According to the the state Department of Environmental Protection, coyotes are not native to the state and were likely brought here by someone before 1950. They are adaptable and have been been able to survive in New Jersey's cold weather.

Eastern coyotes are larger than those found in the west and have various color phases, including blond, red and black. Past interbreeding between wolves and coyotes may be responsible for the larger size and colors.

Coyotes feed on rabbits, mice, birds and other small animals, as well as young and weakened deer. They also consume rotting flesh.
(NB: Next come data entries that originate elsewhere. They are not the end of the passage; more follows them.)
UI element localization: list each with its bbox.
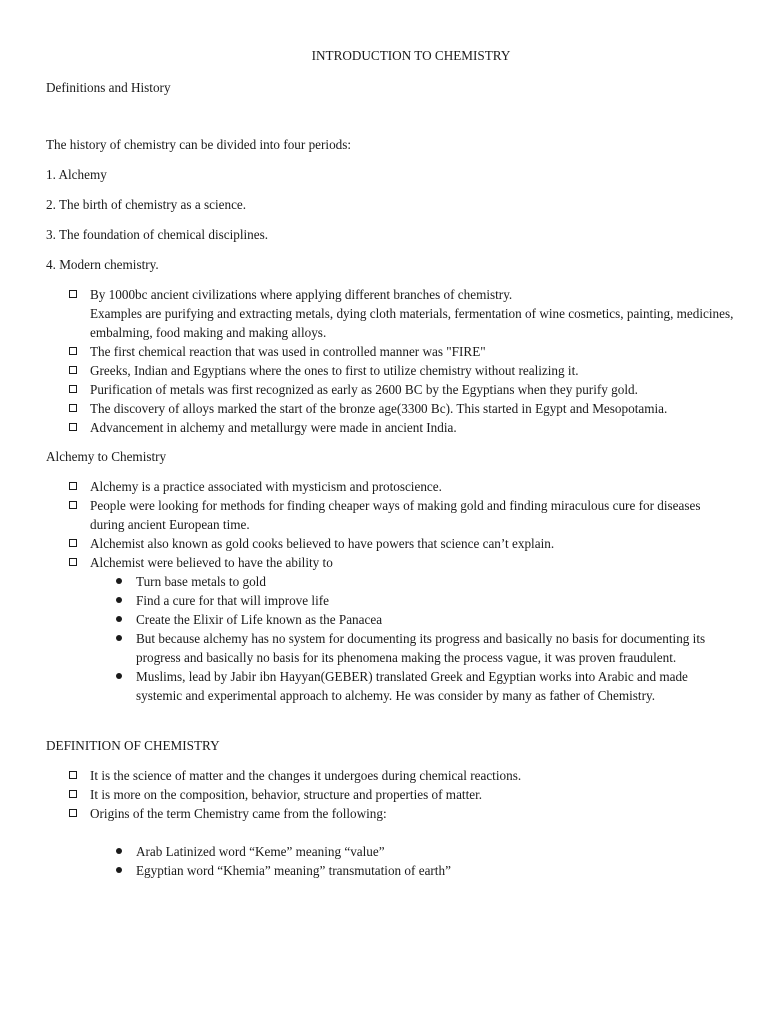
- bullet-dot-icon: [116, 597, 122, 603]
- bullet-dot-icon: [116, 635, 122, 641]
- periods-list: [46, 165, 736, 274]
- bullet-text: The first chemical reaction that was used in controlled manner was "FIRE": [90, 344, 486, 359]
- list-item: [46, 629, 736, 667]
- bullet-text: By 1000bc ancient civilizations where applying different branches of chemistry.: [90, 287, 513, 302]
- bullet-text: Alchemist were believed to have the ability to: [90, 555, 333, 570]
- bullet-text: Advancement in alchemy and metallurgy were made in ancient India.: [90, 420, 457, 435]
- checkbox-square-icon: [69, 790, 77, 798]
- list-item: [46, 553, 736, 572]
- checkbox-square-icon: [69, 347, 77, 355]
- bullet-text: People were looking for methods for finding cheaper ways of making gold and finding miraculous cure for diseases during ancient European time.: [90, 498, 701, 532]
- checkbox-square-icon: [69, 539, 77, 547]
- bullet-text: Purification of metals was first recognized as early as 2600 BC by the Egyptians when they purify gold.: [90, 382, 638, 397]
- checkbox-square-icon: [69, 558, 77, 566]
- bullet-text: Arab Latinized word “Keme” meaning “value”: [136, 844, 385, 859]
- bullet-text: Alchemist also known as gold cooks believed to have powers that science can’t explain.: [90, 536, 555, 551]
- checkbox-square-icon: [69, 771, 77, 779]
- checkbox-square-icon: [69, 366, 77, 374]
- checkbox-square-icon: [69, 501, 77, 509]
- bullet-dot-icon: [116, 578, 122, 584]
- period-item: 1. Alchemy: [46, 167, 107, 182]
- list-item: [46, 667, 736, 705]
- alchemy-bullet-list: [46, 477, 736, 572]
- list-item: [46, 399, 736, 418]
- document-title: INTRODUCTION TO CHEMISTRY: [311, 48, 511, 63]
- list-item: [46, 380, 736, 399]
- list-item: [46, 418, 736, 437]
- checkbox-square-icon: [69, 482, 77, 490]
- list-item: [46, 342, 736, 361]
- section-heading-definition: DEFINITION OF CHEMISTRY: [46, 738, 220, 753]
- list-item: [46, 534, 736, 553]
- list-item: [46, 496, 736, 534]
- section-heading-alchemy: Alchemy to Chemistry: [46, 449, 167, 464]
- checkbox-square-icon: [69, 385, 77, 393]
- list-item: [46, 861, 736, 880]
- definition-bullet-list: [46, 766, 736, 823]
- list-item: [46, 477, 736, 496]
- list-item: [46, 766, 736, 785]
- origins-sub-bullet-list: [46, 842, 736, 880]
- checkbox-square-icon: [69, 404, 77, 412]
- section-heading-definitions-history: Definitions and History: [46, 80, 171, 95]
- bullet-text: Muslims, lead by Jabir ibn Hayyan(GEBER) translated Greek and Egyptian works into Arabic and made systemic and experimental approach to alchemy. He was consider by many as father of Chemistry.: [136, 669, 688, 703]
- period-item: 2. The birth of chemistry as a science.: [46, 197, 247, 212]
- bullet-dot-icon: [116, 848, 122, 854]
- bullet-text: Egyptian word “Khemia” meaning” transmutation of earth”: [136, 863, 451, 878]
- bullet-text: The discovery of alloys marked the start of the bronze age(3300 Bc). This started in Egypt and Mesopotamia.: [90, 401, 668, 416]
- list-item: [46, 610, 736, 629]
- bullet-text: Create the Elixir of Life known as the Panacea: [136, 612, 383, 627]
- list-item: [46, 572, 736, 591]
- bullet-text: Alchemy is a practice associated with mysticism and protoscience.: [90, 479, 442, 494]
- checkbox-square-icon: [69, 423, 77, 431]
- list-item: [46, 842, 736, 861]
- bullet-dot-icon: [116, 616, 122, 622]
- period-item: 3. The foundation of chemical disciplines.: [46, 227, 269, 242]
- bullet-text: It is the science of matter and the changes it undergoes during chemical reactions.: [90, 768, 522, 783]
- bullet-text: Turn base metals to gold: [136, 574, 266, 589]
- bullet-subtext: Examples are purifying and extracting metals, dying cloth materials, fermentation of wine cosmetics, painting, medicines, embalming, food making and making alloys.: [90, 306, 734, 340]
- bullet-dot-icon: [116, 867, 122, 873]
- list-item: [46, 785, 736, 804]
- history-bullet-list: [46, 285, 736, 437]
- history-intro: The history of chemistry can be divided into four periods:: [46, 137, 352, 152]
- alchemy-sub-bullet-list: [46, 572, 736, 705]
- bullet-text: It is more on the composition, behavior, structure and properties of matter.: [90, 787, 483, 802]
- list-item: [46, 591, 736, 610]
- bullet-text: But because alchemy has no system for documenting its progress and basically no basis for documenting its progress and basically no basis for its phenomena making the process vague, it was proven fraudulent.: [136, 631, 706, 665]
- list-item: [46, 285, 736, 342]
- bullet-text: Find a cure for that will improve life: [136, 593, 329, 608]
- bullet-text: Origins of the term Chemistry came from the following:: [90, 806, 387, 821]
- checkbox-square-icon: [69, 809, 77, 817]
- list-item: [46, 361, 736, 380]
- bullet-text: Greeks, Indian and Egyptians where the ones to first to utilize chemistry without realizing it.: [90, 363, 579, 378]
- bullet-dot-icon: [116, 673, 122, 679]
- checkbox-square-icon: [69, 290, 77, 298]
- list-item: [46, 804, 736, 823]
- document-page: [46, 46, 736, 880]
- period-item: 4. Modern chemistry.: [46, 257, 159, 272]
The DEP's guideline to reduce the likelihood of conflicts with coyotes include:

  • Never feed a coyote. Deliberately feeding coyotes puts pets and other residents in the neighborhood at risk.
  • Feeding pet cats and/or feral cats outdoors can attract coyotes. The coyotes feed on the pet food and also prey upon the cats.
  • Put garbage in tightly closed containers that cannot be tipped over.
  • Remove sources of water.
  • Bring pets in at night.
  • Put away bird feeders at night to avoid attracting rodents and other coyote prey.
  • Provide secure enclosures for rabbits, poultry, and other farm animals.
  • Pick up fallen fruit and cover compost piles.
  • Although extremely rare, coyotes have been known to attack humans. Parents should monitor their children, even in familiar surroundings, such as backyards.
    Install motion-sensitive lighting around the house.
  • Clear brush and dense weeds from around dwellings - this reduces protective cover for coyotes and makes the area less attractive to rodents and rabbits. Coyotes, as well as other predators, are attracted to areas where rodents are concentrated like woodpiles.
  • If coyotes are present, make sure they know they're not welcome. Make loud noises, blast a canned air siren, throw rocks, or spray them with a garden hose.